Louis-Philippe Brodeur, PC, QC (* 21. August 1862 in Belœil, Québec; † 2. Januar 1924 in Sillery, Québec) war ein kanadischer Politiker und Richter. Von 1891 bis 1911 war er liberaler Abgeordneter im Unterhaus, davon drei Jahre als Speaker und vier Jahre als Minister. Anschließend war er bis 1923 Richter am Obersten Gerichtshof. Schließlich amtierte er bis zu seinem Tod als Vizegouverneur der Provinz Québec.

Biografie[Bearbeiten]

Brodeur studierte Recht an der Université de Laval in Montreal. Dort absolvierte er ein Praktikum in der Kanzlei des späteren Quebecer Premierministers Honoré Mercier. 1884 erhielt er die Zulassung als Rechtsanwalt und eröffnete eine eigene Kanzlei. Er schrieb Artikel für mehrere liberale Zeitungen und gehörte 1896 zu den Mitbegründern der Zeitung Le Soir, die jedoch nach nur vier Monaten ihr Erscheinen einstellte.

Als Kandidat der Liberalen Partei trat Brodeur zu den Unterhauswahlen 1891 an und siegte im Wahlbezirk Rouville. In den Jahren 1896, 1900, 1904 und 1908 gelang ihm jeweils die Wiederwahl. Premierminister Wilfrid Laurier ernannte ihn im August 1896 zum stellvertretenden Speaker des Unterhauses, im Februar 1901 zum Speaker. Nach einer Kabinettsumbildung folgte im Januar 1904 Brodeurs Aufnahme in die Bundesregierung. Zunächst war er Minister für Inlandsteuern, ab Februar 1906 Seefahrt- und Fischereiminister. 1907 nahm er als Delegierter Kanadas an der Reichskonferenz in London teil und war auch an den Verhandlungen über ein Handelsabkommen mit Frankreich beteiligt.

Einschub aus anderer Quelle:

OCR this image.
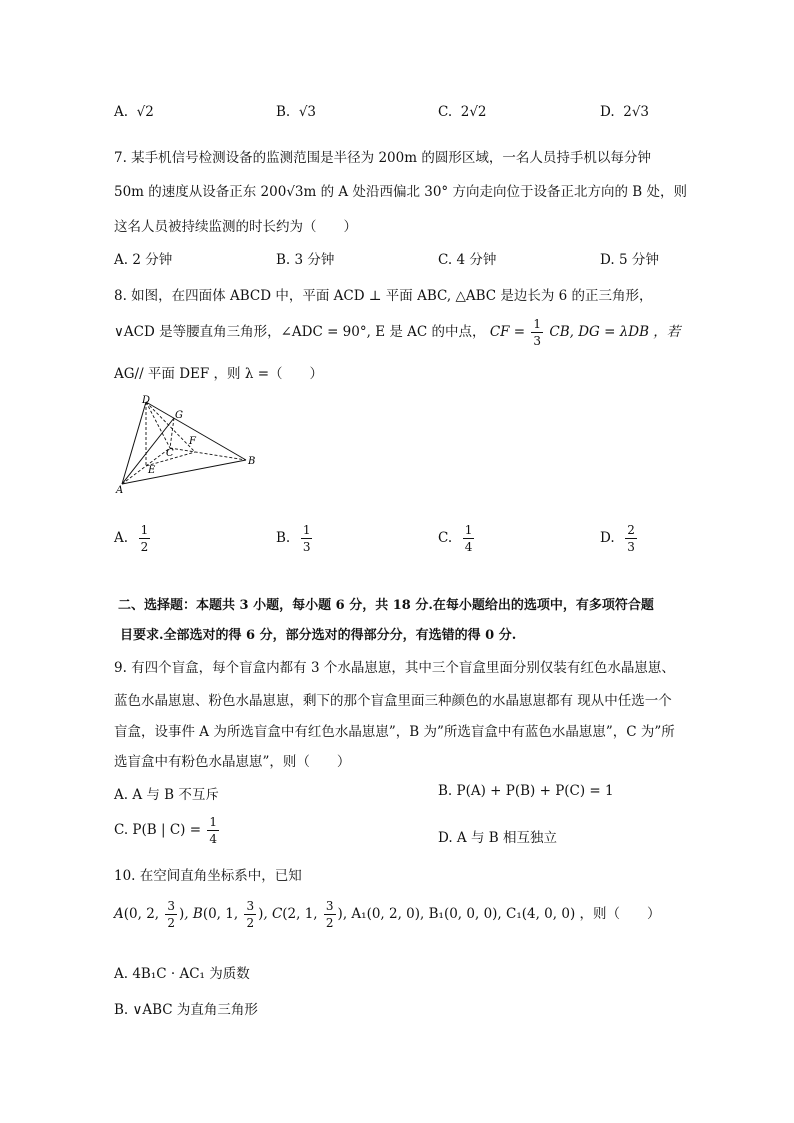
A. √2	B. √3	C. 2√2	D. 2√3
7. 某手机信号检测设备的监测范围是半径为 200m 的圆形区域，一名人员持手机以每分钟
50m 的速度从设备正东 200√3m 的 A 处沿西偏北 30° 方向走向位于设备正北方向的 B 处，则
这名人员被持续监测的时长约为（　　）
A. 2 分钟	B. 3 分钟	C. 4 分钟	D. 5 分钟
8. 如图，在四面体 ABCD 中，平面 ACD ⊥ 平面 ABC, △ABC 是边长为 6 的正三角形，
∨ACD 是等腰直角三角形，∠ADC = 90°, E 是 AC 的中点， CF = $\frac{1}{3}$ CB, DG = λDB ，若
AG// 平面 DEF ，则 λ =（　　）
D
G
F
C
E
B
A
A. $\frac{1}{2}$	B. $\frac{1}{3}$	C. $\frac{1}{4}$	D. $\frac{2}{3}$
二、选择题：本题共 3 小题，每小题 6 分，共 18 分.在每小题给出的选项中，有多项符合题
目要求.全部选对的得 6 分，部分选对的得部分分，有选错的得 0 分.
9. 有四个盲盒，每个盲盒内都有 3 个水晶崽崽，其中三个盲盒里面分别仅装有红色水晶崽崽、
蓝色水晶崽崽、粉色水晶崽崽，剩下的那个盲盒里面三种颜色的水晶崽崽都有 现从中任选一个
盲盒，设事件 A 为所选盲盒中有红色水晶崽崽”，B 为”所选盲盒中有蓝色水晶崽崽”，C 为”所
选盲盒中有粉色水晶崽崽”，则（　　）
A. A 与 B 不互斥	B. P(A) + P(B) + P(C) = 1
C. P(B | $C) = \frac{1}{4}$	D. A 与 B 相互独立
10. 在空间直角坐标系中，已知
A(0, 2, $\frac{3}{2}$ ), B(0, 1, $\frac{3}{2}$ ), C(2, 1, $\frac{3}{2}$ ), A₁(0, 2, 0), B₁(0, 0, 0), C₁(4, 0, 0) ，则（　　）
A. 4B₁C · AC₁ 为质数
B. ∨ABC 为直角三角形
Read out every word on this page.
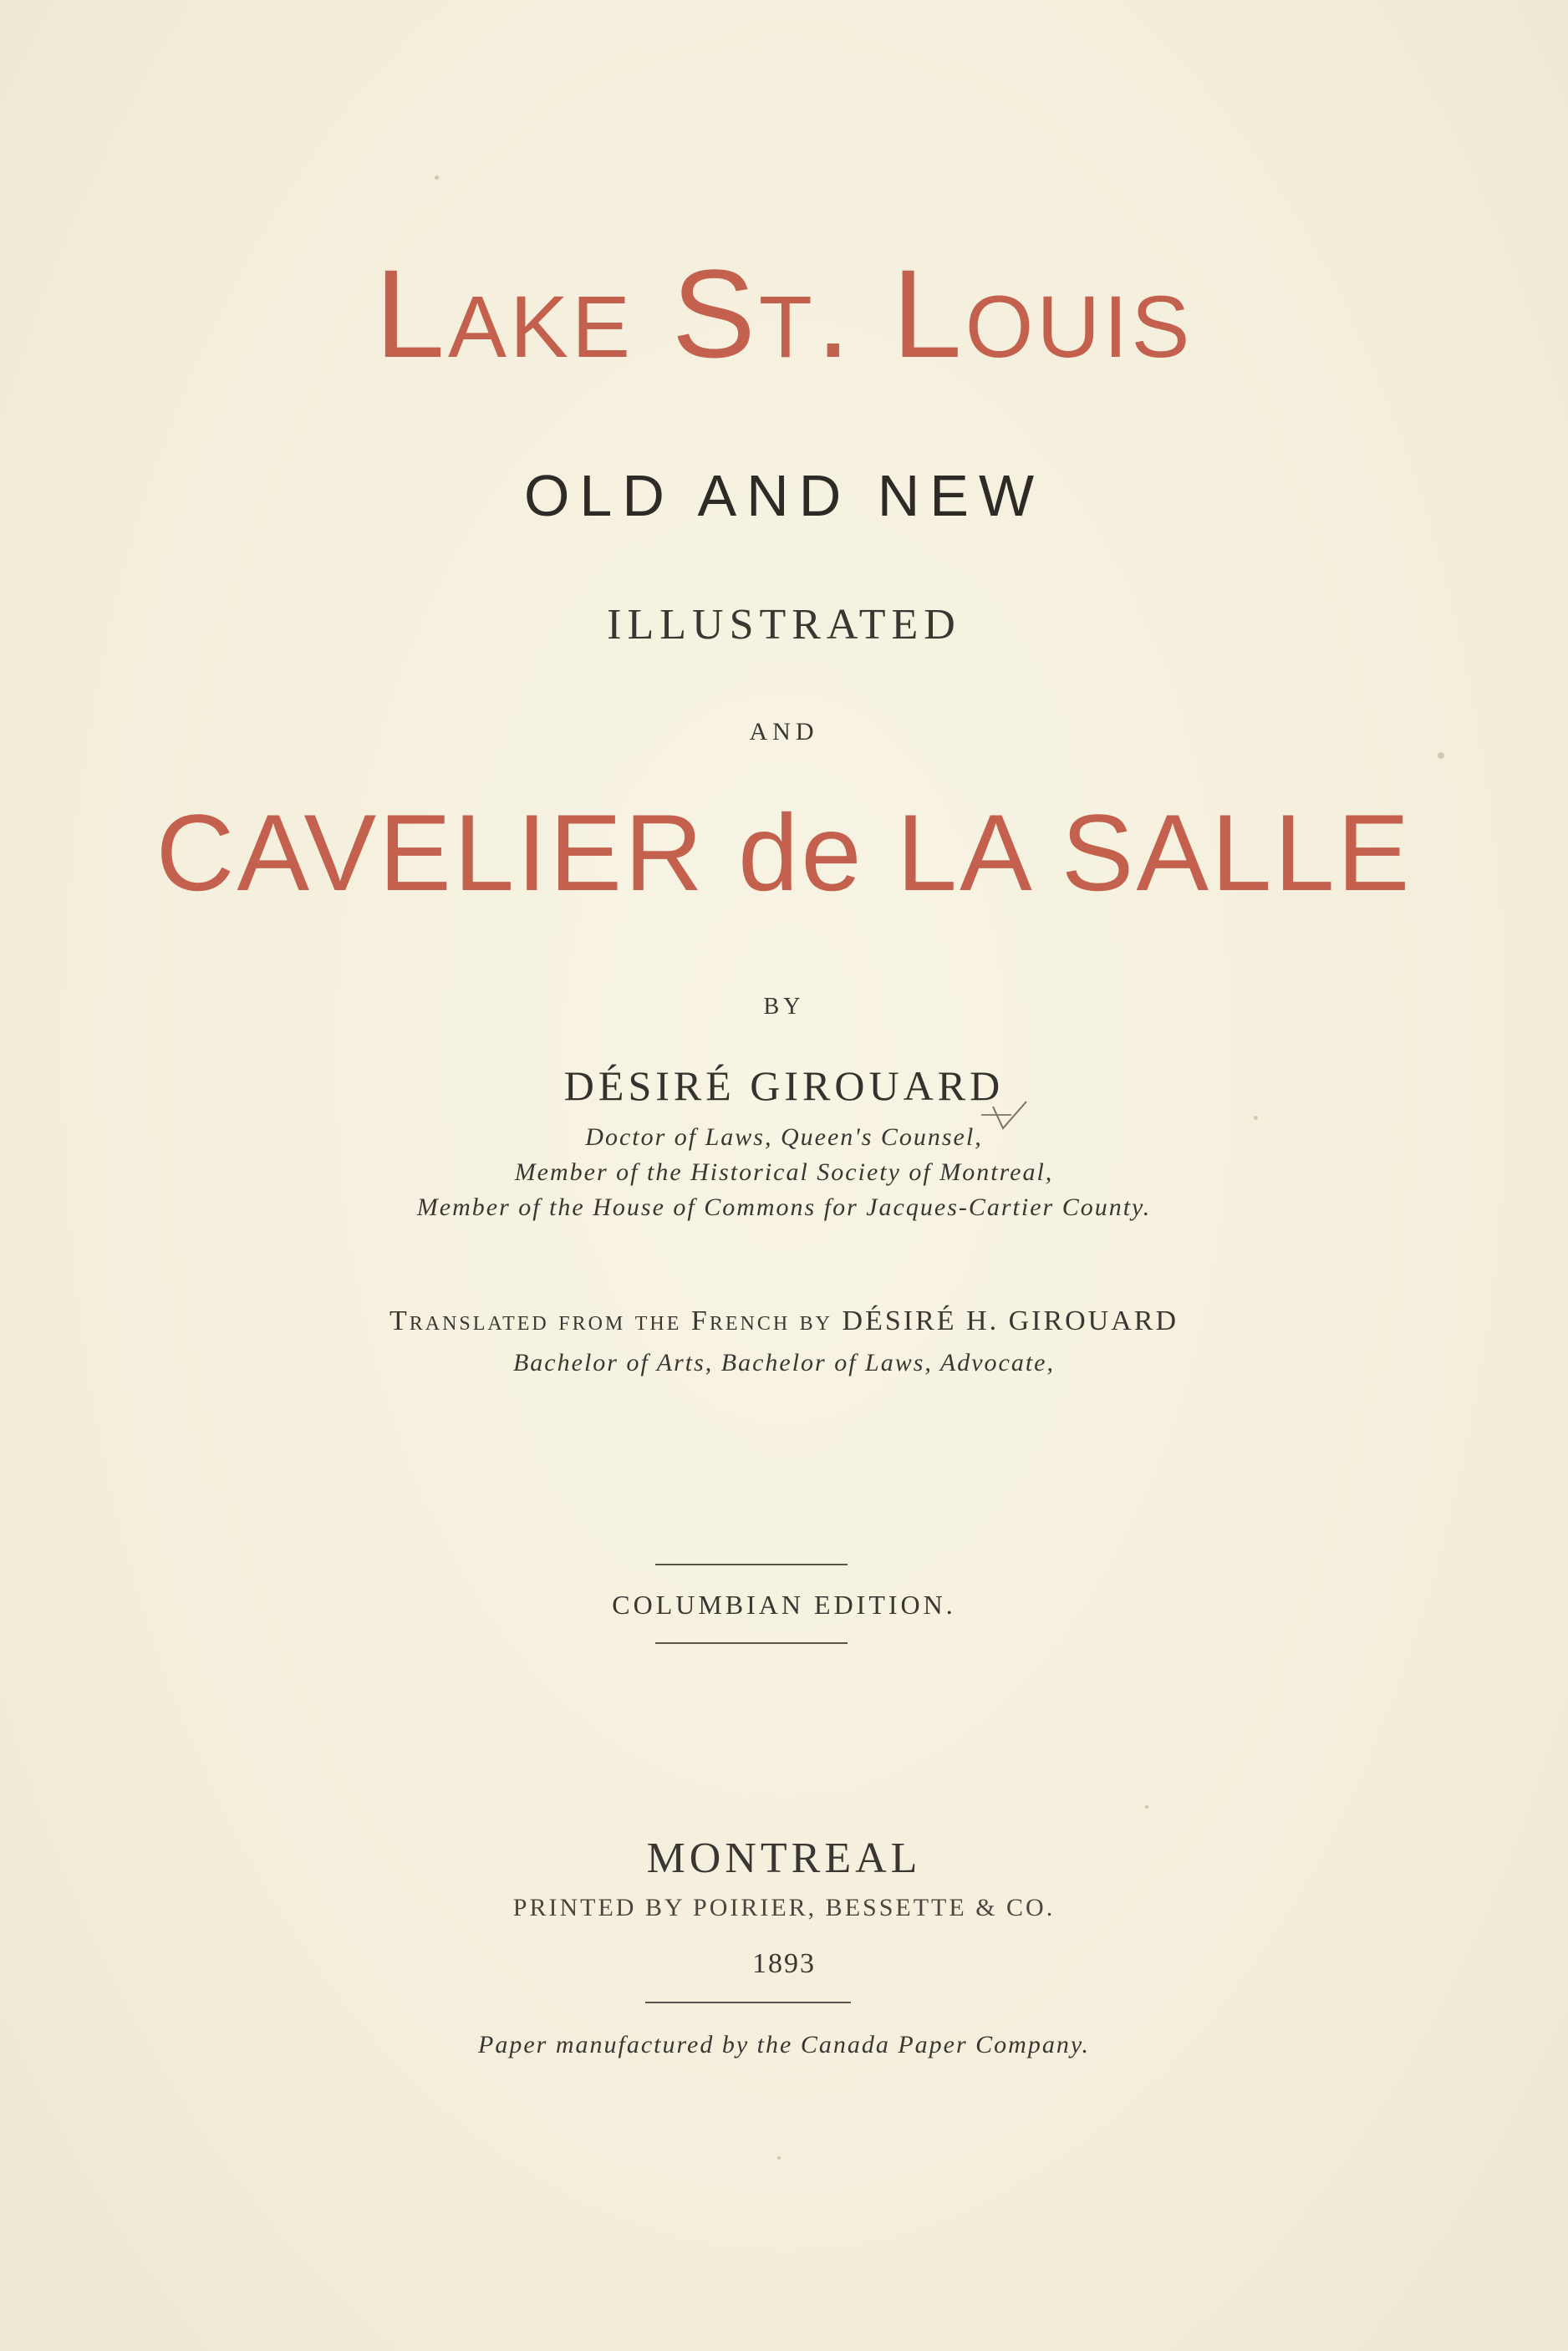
Lake St. Louis
OLD AND NEW
ILLUSTRATED
AND
CAVELIER de LA SALLE
BY
DÉSIRÉ GIROUARD
Doctor of Laws, Queen's Counsel,
Member of the Historical Society of Montreal,
Member of the House of Commons for Jacques-Cartier County.
Translated from the French by DÉSIRÉ H. GIROUARD
Bachelor of Arts, Bachelor of Laws, Advocate,
COLUMBIAN EDITION.
MONTREAL
PRINTED BY POIRIER, BESSETTE & CO.
1893
Paper manufactured by the Canada Paper Company.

Im Mai 1910 übernahm Brodeur zusätzlich die Leitung des neu geschaffenen Marineministeriums und war in dieser Funktion maßgeblich an der Gründung der Royal Canadian Navy beteiligt. Aus gesundheitlichen Gründen verzichtete er darauf, zu den Unterhauswahlen 1911 anzutreten und erklärte am 10. August 1911 seinen Rücktritt. Laurier zeigte sich für die geleisteten Dienste erkenntlich und ernannte Brodeur am darauf folgenden Tag zum Richter am Obersten Gerichtshof. Diese Ernennung war rein politisch motiviert, da er keinerlei Erfahrung als Richter hatte.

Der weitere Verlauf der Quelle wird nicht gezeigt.